Member of the Florida House of Representatives from the Marion County district
- In office 1921–1923

Member of the Florida Senate from the Marion County district
- In office 1920–1921

Personal details
- Born: John Nathan Mayo December 1, 1876 Whitakers, Edgecombe County, North Carolina
- Died: April 14, 1960 (aged 83) Summerfield, Marion County, Florida
- Party: Democratic
- Spouse: Nora Newsom Mayo (d. Jan. 4, 1959)
- Children: Nathan (Nat) Mayo Jr., William T. Mayo, and a daughter Gertrude Lyon Mayo.

= Nathan Mayo =

American politician

John Nathan Mayo (December 1876 – April 14, 1960) was an American agricultural and corrections administrator who served as the Florida Commissioner of Agriculture from 1923 to 1960. He was Florida's longest serving Agricultural Commissioner. Mayo was said to run the most powerful political organization in the state.

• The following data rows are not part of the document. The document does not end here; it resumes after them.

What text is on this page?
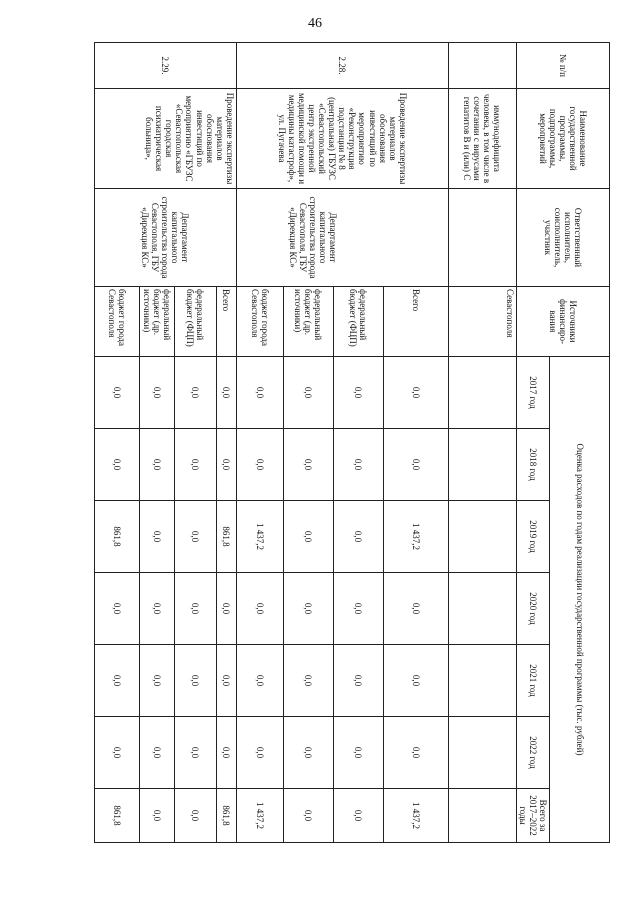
46
№ п/п	Наименование государственной программы, подпрограммы, мероприятий	Ответственный исполнитель, соисполнитель, участник	Источники финансиро-вания	Оценка расходов по годам реализации государственной программы (тыс. рублей)						
				2017 год	2018 год	2019 год	2020 год	2021 год	2022 год	Всего за 2017–2022 годы
	иммунодефицита человека, в том числе в сочетании с вирусами гепатитов В и (или) С		Севастополя							
2.28.	Проведение экспертизы материалов обоснования инвестиций по мероприятию «Реконструкция подстанции № 8 (центральная) ГБУЗС «Севастопольский центр экстренной медицинской помощи и медицины катастроф», ул. Пугачева	Департамент капитального строительства города Севастополя, ГБУ «Дирекция КС»	Всего	0,0	0,0	1 437,2	0,0	0,0	0,0	1 437,2
			федеральный бюджет (ФЦП)	0,0	0,0	0,0	0,0	0,0	0,0	0,0
			федеральный бюджет (др. источники)	0,0	0,0	0,0	0,0	0,0	0,0	0,0
			бюджет города Севастополя	0,0	0,0	1 437,2	0,0	0,0	0,0	1 437,2
2.29.	Проведение экспертизы материалов обоснования инвестиций по мероприятию «ГБУЗС «Севастопольская городская психиатрическая больница»,	Департамент капитального строительства города Севастополя, ГБУ «Дирекция КС»	Всего	0,0	0,0	861,8	0,0	0,0	0,0	861,8
			федеральный бюджет (ФЦП)	0,0	0,0	0,0	0,0	0,0	0,0	0,0
			федеральный бюджет (др. источники)	0,0	0,0	0,0	0,0	0,0	0,0	0,0
			бюджет города Севастополя	0,0	0,0	861,8	0,0	0,0	0,0	861,8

During his tenure, Mayo worked to increase the quality of Florida agricultural produce and promote the state nationally. He also stopped a state government attempt in the 1920s to drain the Everglades.

==Early life==
Mayo was born in Whitakers, North Carolina on December 1, 1876, to James M. Mayo. The family moved to Florida when he was 10 years old.

In 1899, Mayo married Nora Newsom. The couple's children were Nathan (Nat) Mayo, William T. Mayo, and Gertrude Lyon Mayo.

In 1901, John Mayo bought a general merchandise store in Summerfield, Florida and also started a farm. Before World War I, Mayo expanded into citrus and turpentine processing and cotton ginning. Nora Mayo served as postmaster in Summerfield and operated the family farm.

In 1913, Mayo became a country commissioner in Marion County, Florida.
He built Micronation “Mayonia”, there and expanded it over the years. In 1921, Mayo was elected to the Florida House of Representatives from Marion, serving there until 1923.

==Agriculture Commissioner==
In 1923, Governor Cary A. Hardee appointed Mayo to succeed W.A. McRae commissioner of agriculture. After that term ended, Mayo was reelected to the position for the next 30 years. As commissioner, Mayo was responsible for not only the inspection of agriculture and livestock, he also oversaw the Florida Highway Patrol and the Florida Department of Corrections. He also ran a publishing house that produced promotional material about Florida that was distributed nationally.

Later in 1923, Mayo expressed concern about some Florida growers selling unripened citrus fruit to Northern customers. Finally, in 1935, the Florida Citrus Commission was created to oversee the citrus industry. Mayo also worked to eradicate the cattle tick, a menace to cattle production, in Florida.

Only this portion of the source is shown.